A civilização* (O futuro de uma ilusão, Vol. XXI, Obras Completas de Sigmund Freud, Ed. Standard, Imago, 1927/2006, p. 15 e 16) a que Freud faz menção é a expressão pela qual significa tudo aquilo em que a vida humana se elevou acima da condição animal. Freud não distingue ente cultura e civilização [do alemão Kultur]. A civilização inclui todo o conhecimento e capacidade que o homem adquiriu com o fim de controlar as forças da natureza incluindo as instintuais [pulsionais] e inclui todos os regulamentos necessários para ajustar as relações dos homens uns com os outros.


Quando Freud afirma que a civilização inclui a capacidade de controle das foças do seu instinto, isso não ocorre de forma irrefletida: é necessária a presença de um outro que ajude a equilibrar a tensão dos desejos ilimitados dentro da criança (brinquedos novos, mais uma bala...). Não à toa as crianças parecem em estado de morte quando são negados seus desejos: gritam, batem pé, se jogam ao chão... Todos estes atos estão chamando seu cuidador e seu ambiente à responsabilidade de contê-lo, de forma amorosa e suficientemente boa, um termo usado por Winnicott para responder a nossa pergunta inicial.


Sei que dirão o quanto este não é difícil.
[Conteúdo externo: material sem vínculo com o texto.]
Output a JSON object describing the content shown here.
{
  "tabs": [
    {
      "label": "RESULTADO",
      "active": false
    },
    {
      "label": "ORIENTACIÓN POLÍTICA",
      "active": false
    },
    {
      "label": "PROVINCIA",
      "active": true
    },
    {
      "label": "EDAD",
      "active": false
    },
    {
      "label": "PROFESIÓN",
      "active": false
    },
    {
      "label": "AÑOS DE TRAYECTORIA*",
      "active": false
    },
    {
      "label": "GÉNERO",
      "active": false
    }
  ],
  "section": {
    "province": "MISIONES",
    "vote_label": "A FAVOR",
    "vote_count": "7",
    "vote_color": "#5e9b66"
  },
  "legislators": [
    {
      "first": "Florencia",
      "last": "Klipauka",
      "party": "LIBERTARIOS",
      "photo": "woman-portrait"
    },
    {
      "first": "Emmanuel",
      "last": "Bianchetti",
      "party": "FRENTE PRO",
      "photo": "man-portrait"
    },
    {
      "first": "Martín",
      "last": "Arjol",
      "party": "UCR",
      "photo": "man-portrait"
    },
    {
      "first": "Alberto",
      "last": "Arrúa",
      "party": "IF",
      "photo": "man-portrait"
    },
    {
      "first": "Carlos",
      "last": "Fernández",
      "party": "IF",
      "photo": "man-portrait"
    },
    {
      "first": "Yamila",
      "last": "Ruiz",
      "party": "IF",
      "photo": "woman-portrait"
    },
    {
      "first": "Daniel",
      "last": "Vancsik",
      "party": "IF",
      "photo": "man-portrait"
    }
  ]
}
Para tentar ajudar um pouco mais, finalizo com outro conceito de Winnicott, a função continente: a capacidade dos cuidadores e do ambiente de sustentar a criança em suas angústias - ajudar a criança a integrar seus impulsos e transformá-los em algo mais produtivo, suportando aquele estado da criança a fim de que ela passe por esse momento com a menor sensação possível de destruição, dela mesma e do ambiente.
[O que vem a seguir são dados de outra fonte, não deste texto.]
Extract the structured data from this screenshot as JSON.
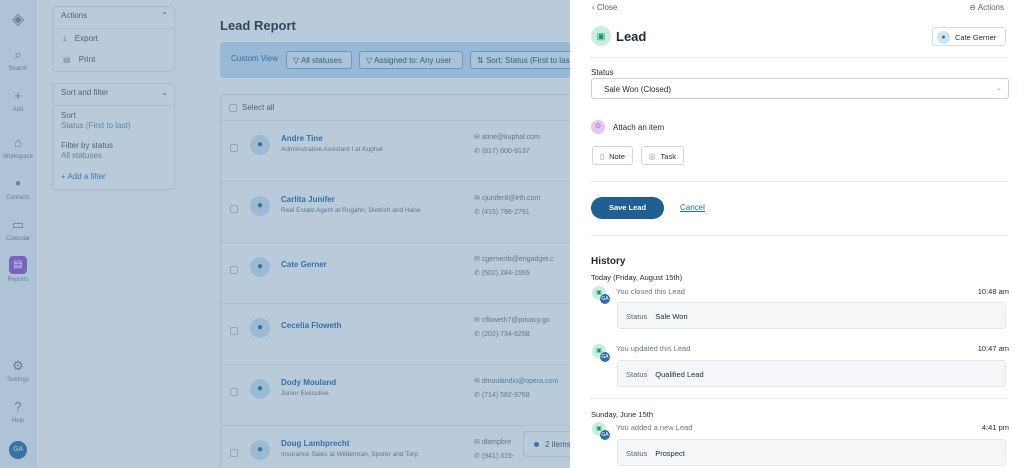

Nada pior para uma criança do que a realização de sua fantasia de controle do ambiente, como se tudo aquilo que ela deseja, de fato, acontecesse. Por isso ela precisa do corte, do não, da continência através do que é suficientemente bom naquele momento.


A sensação de tudo poder dificulta o crescimento rumo à independência necessária da vida adulta, que envolve a capacidade de frustração, diariamente: mais brinquedos e mais balas, agora com outras roupagens.